The value system is also a little different. For example, the classes I was in in America often had students put up folders to block their tests from other students. Here, the teacher actually scolded students who tried to do that on a spelling test. She told the students that it was very disrespectful and rude to assume that their peers were going to cheat. Students should instead trust that everyone will behave morally and resist the temptation to look off each other on their own. A lot of features of the school encourage students to develop their own responsibility, actually. After the spelling test, the teacher went around and graded each student’s test, and then she called on each student to give her score so she could record it on a page marked “Spelling Scores” hanging on the wall. At home, students were expected to take initiative and have their parents sign the test. “My mom didn’t look in my folder” was not a valid excuse- it was each student’s responsibility to give the test to her parents for the signature.

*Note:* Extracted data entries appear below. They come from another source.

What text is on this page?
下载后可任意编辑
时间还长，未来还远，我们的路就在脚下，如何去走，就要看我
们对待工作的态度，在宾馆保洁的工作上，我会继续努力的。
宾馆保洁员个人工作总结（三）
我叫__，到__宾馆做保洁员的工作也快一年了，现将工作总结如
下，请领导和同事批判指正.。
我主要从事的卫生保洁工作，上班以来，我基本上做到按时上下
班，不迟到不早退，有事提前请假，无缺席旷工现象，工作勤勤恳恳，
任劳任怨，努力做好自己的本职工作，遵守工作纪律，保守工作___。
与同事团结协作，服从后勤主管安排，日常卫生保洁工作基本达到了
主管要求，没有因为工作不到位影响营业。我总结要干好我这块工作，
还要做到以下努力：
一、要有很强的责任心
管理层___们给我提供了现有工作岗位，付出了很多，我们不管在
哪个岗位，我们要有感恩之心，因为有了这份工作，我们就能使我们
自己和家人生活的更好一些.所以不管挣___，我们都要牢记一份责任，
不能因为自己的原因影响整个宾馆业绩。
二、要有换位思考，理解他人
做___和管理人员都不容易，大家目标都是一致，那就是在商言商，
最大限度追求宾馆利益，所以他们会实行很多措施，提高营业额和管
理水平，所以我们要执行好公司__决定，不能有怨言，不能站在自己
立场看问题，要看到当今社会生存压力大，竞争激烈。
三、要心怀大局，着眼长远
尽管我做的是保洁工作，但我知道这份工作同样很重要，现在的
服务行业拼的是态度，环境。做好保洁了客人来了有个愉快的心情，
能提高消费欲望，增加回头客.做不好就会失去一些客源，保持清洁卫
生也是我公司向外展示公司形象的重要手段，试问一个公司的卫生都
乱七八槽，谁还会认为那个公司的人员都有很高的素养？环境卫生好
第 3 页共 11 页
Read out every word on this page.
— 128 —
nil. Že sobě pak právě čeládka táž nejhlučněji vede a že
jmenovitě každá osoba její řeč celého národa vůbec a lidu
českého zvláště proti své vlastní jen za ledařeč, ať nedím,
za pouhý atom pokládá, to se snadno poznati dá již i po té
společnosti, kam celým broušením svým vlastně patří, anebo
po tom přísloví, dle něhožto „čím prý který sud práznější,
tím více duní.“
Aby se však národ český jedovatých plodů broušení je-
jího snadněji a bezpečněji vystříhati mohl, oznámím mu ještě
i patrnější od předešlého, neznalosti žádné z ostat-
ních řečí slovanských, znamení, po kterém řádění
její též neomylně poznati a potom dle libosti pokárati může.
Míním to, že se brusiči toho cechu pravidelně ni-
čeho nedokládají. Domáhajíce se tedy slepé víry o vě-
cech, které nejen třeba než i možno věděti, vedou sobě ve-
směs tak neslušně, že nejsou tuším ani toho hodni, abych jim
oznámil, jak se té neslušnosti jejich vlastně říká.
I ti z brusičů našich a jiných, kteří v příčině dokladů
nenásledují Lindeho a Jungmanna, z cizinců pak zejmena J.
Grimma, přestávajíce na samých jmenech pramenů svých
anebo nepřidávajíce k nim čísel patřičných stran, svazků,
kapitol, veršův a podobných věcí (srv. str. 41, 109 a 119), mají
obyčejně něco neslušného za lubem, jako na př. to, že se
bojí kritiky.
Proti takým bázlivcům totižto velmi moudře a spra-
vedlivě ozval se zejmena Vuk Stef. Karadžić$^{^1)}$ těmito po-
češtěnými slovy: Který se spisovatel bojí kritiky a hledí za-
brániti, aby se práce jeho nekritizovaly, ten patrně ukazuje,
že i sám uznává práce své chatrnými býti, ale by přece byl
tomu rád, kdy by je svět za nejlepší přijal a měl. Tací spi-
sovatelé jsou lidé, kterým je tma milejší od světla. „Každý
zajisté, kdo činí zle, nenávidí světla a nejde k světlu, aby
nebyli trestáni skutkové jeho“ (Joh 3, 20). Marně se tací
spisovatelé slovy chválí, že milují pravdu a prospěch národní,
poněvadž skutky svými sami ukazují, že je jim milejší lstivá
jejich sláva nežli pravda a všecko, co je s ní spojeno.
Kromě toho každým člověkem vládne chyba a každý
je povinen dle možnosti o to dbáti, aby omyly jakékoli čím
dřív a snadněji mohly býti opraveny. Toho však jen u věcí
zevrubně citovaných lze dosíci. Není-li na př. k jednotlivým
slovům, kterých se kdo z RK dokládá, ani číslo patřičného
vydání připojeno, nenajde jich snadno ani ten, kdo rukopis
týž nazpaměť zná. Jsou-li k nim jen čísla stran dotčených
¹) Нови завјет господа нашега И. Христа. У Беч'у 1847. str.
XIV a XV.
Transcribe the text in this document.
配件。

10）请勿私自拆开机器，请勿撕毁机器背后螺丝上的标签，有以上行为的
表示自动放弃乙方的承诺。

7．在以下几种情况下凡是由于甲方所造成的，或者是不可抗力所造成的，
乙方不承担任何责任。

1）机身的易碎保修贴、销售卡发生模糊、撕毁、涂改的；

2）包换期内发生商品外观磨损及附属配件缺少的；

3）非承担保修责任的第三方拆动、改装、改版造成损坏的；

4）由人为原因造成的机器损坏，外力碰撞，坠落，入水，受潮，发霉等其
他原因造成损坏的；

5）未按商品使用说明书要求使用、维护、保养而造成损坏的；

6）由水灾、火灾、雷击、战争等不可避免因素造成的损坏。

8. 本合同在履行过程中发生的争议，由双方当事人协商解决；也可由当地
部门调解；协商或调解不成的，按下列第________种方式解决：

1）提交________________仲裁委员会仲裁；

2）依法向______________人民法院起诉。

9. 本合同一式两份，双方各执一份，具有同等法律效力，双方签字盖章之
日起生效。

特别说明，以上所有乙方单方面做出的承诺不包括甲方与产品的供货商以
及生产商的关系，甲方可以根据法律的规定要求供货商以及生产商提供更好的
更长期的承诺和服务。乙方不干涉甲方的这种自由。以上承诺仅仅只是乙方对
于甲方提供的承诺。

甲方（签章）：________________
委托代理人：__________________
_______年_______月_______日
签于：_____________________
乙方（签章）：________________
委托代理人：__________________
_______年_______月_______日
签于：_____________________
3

In addition to responsibility, there is also a focus on cooperative learning and helping each other succeed. My teacher incorporates a lot of group and partner activities in her learning, but where this focus has been most striking to me has been in playing with my host brothers and sisters. One game we have played is a sort of “I Spy” board game. The game board is set up like the books- lots of tiny pictures of various colorful objects set against a white background. Each player gets three tiles with pictures that are somewhere on the game board, and the player who finds all his or her objects first wins. If I were playing this game at home with my biological brother and sister, we would be playing against each other, each trying her or his hardest to win the game and get the bragging rights. Not these kids, though. They explained to me with the rules that whoever wins can help the others find their tiles, and even while they are still looking for their own, they freely point out when they notice someone else’s tile in the midst of their search. In this way, it doesn’t really matter who wins. They just want to have fun playing the game and improving their skills at finding the objects.
I’ve now written nearly two pages in Microsoft Word. I don’t blame anyone who got bored and left, but it’s just been so neat getting to compare two such different places! I have loved finding things that are just the same at home in Kentucky, and noting how different other aspects of the school and culture are. I make no guarantees that other blogs will be shorter, but we shall see. The plan for this weekend is to walk around the city and possibly go to the zoo, so I’ll let you know how that goes, but for now I’d say this blog is long enough.